Duterte also criticized the Constitution's three-term limit for local officials, and said that it was a "reckless reaction" to Marcos' rule.  "Yun, masama 'yung batas na 'yan, dapat palitan talaga 'yan - maski sinong gobernador or mayor na tanungin mo..."

[Translation: That's a bad law. It should really be changed — ask any governor or mayor...]

No plans for martial law

Earlier this month, Duterte said he had no plans of declaring martial law, despite his war against illegal drugs and the threat of terrorism. According to Duterte, Marcos' declaration of martial law did not uplift the lives of Filipinos.

"Kalokohan 'yan. Nag-martial law man tayo noon, anong nangyari? Gumaling ba ang buhay natin hanggang ngayon? Wala," he said speaking at the Third ARMM Local Government Summit in Davao City.

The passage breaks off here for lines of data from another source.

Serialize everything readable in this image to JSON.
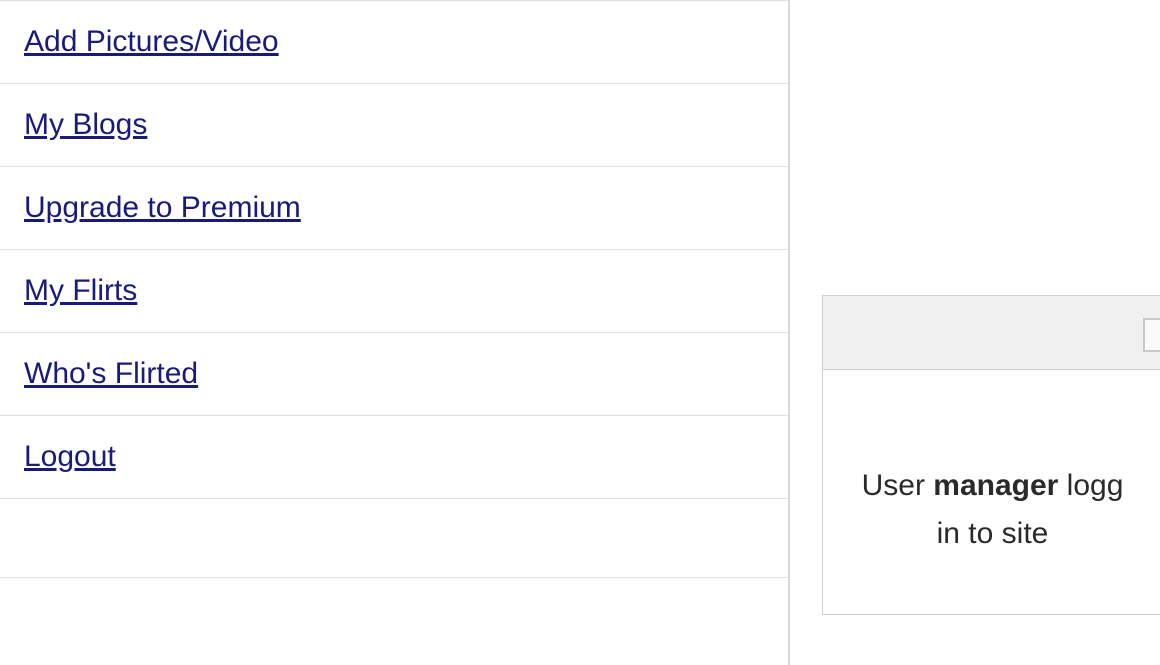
{
  "sidebar": {
    "items": [
      {
        "label": "Add Pictures/Video"
      },
      {
        "label": "My Blogs"
      },
      {
        "label": "Upgrade to Premium"
      },
      {
        "label": "My Flirts"
      },
      {
        "label": "Who's Flirted"
      },
      {
        "label": "Logout"
      }
    ]
  },
  "notification": {
    "prefix": "User ",
    "username": "manager",
    "suffix_line1": " logg",
    "line2": "in to site"
  }
}
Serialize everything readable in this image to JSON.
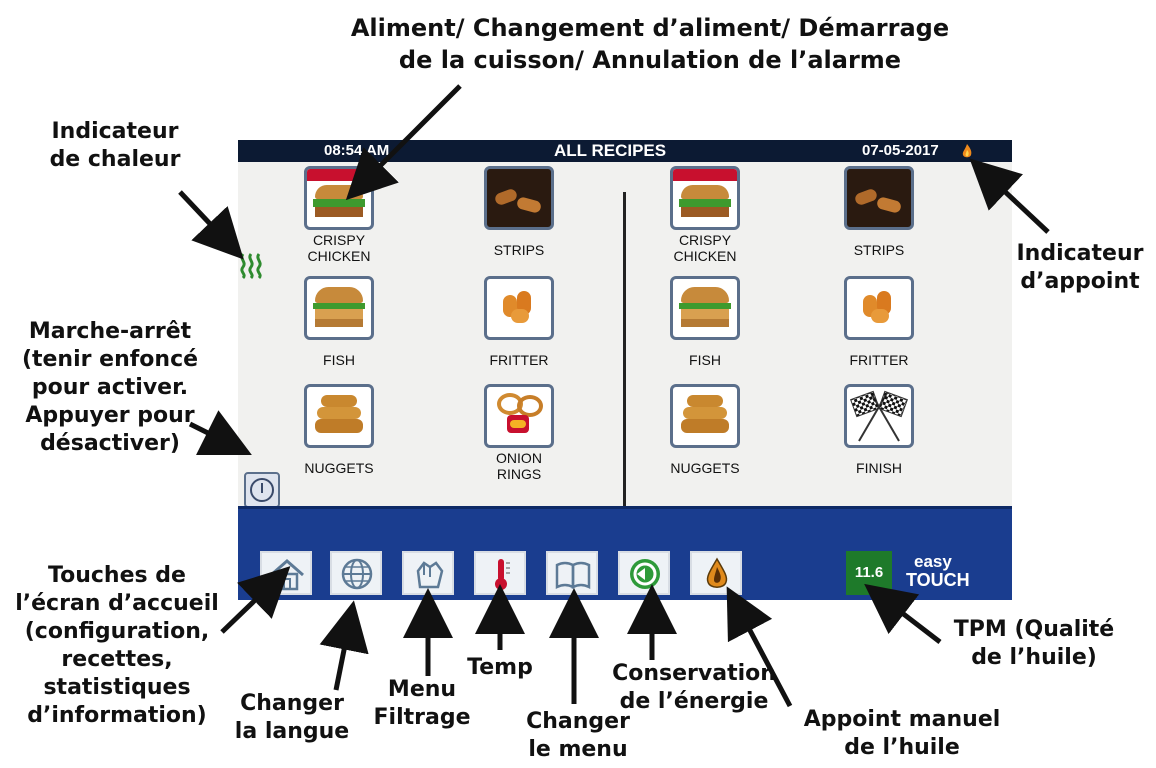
{
  "screen": {
    "time": "08:54 AM",
    "title": "ALL RECIPES",
    "date": "07-05-2017",
    "left_recipes": [
      {
        "label": "CRISPY\nCHICKEN",
        "icon": "burger-icon"
      },
      {
        "label": "STRIPS",
        "icon": "strips-icon"
      },
      {
        "label": "FISH",
        "icon": "fish-sandwich-icon"
      },
      {
        "label": "FRITTER",
        "icon": "fritter-icon"
      },
      {
        "label": "NUGGETS",
        "icon": "nuggets-icon"
      },
      {
        "label": "ONION\nRINGS",
        "icon": "onion-rings-icon"
      }
    ],
    "right_recipes": [
      {
        "label": "CRISPY\nCHICKEN",
        "icon": "burger-icon"
      },
      {
        "label": "STRIPS",
        "icon": "strips-icon"
      },
      {
        "label": "FISH",
        "icon": "fish-sandwich-icon"
      },
      {
        "label": "FRITTER",
        "icon": "fritter-icon"
      },
      {
        "label": "NUGGETS",
        "icon": "nuggets-icon"
      },
      {
        "label": "FINISH",
        "icon": "checkered-flags-icon"
      }
    ],
    "tpm_value": "11.6",
    "brand_line1": "easy",
    "brand_line2": "TOUCH",
    "nav_icons": [
      "home-icon",
      "globe-icon",
      "filter-hand-icon",
      "thermometer-icon",
      "book-icon",
      "energy-icon",
      "oil-drop-icon"
    ],
    "colors": {
      "topbar": "#0c1a33",
      "bottombar": "#1a3d8f",
      "tpm": "#1e7a2a",
      "heat": "#2e8b2e"
    }
  },
  "annotations": {
    "top": "Aliment/ Changement d’aliment/ Démarrage\nde la cuisson/ Annulation de l’alarme",
    "heat": "Indicateur\nde chaleur",
    "topoff": "Indicateur\nd’appoint",
    "power": "Marche-arrêt\n(tenir enfoncé\npour activer.\nAppuyer pour\ndésactiver)",
    "home": "Touches de\nl’écran d’accueil\n(configuration,\nrecettes,\nstatistiques\nd’information)",
    "language": "Changer\nla langue",
    "filter": "Menu\nFiltrage",
    "temp": "Temp",
    "menu": "Changer\nle menu",
    "energy": "Conservation\nde l’énergie",
    "oil": "Appoint manuel\nde l’huile",
    "tpm": "TPM (Qualité\nde l’huile)"
  }
}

[Translation: That's nonsense. We had martial law before, what happened? Did it improve our lives now? Not at all.]

Duterte told local officials that he'd rather give them blanket authority to issue necessary orders.

"Martial law for what? Killing people? I would rather empower every mayor," he said.

During a speech in Makati last October, Duterte said the gravity of illegal drugs in the country has tempted him to declare martial law.

"There are 6,000 barangay captains doing their own thing, manufacturing shabu. How am I supposed to deal with — sometimes, I'm tempted really to declare martial law but it is not feasible to say."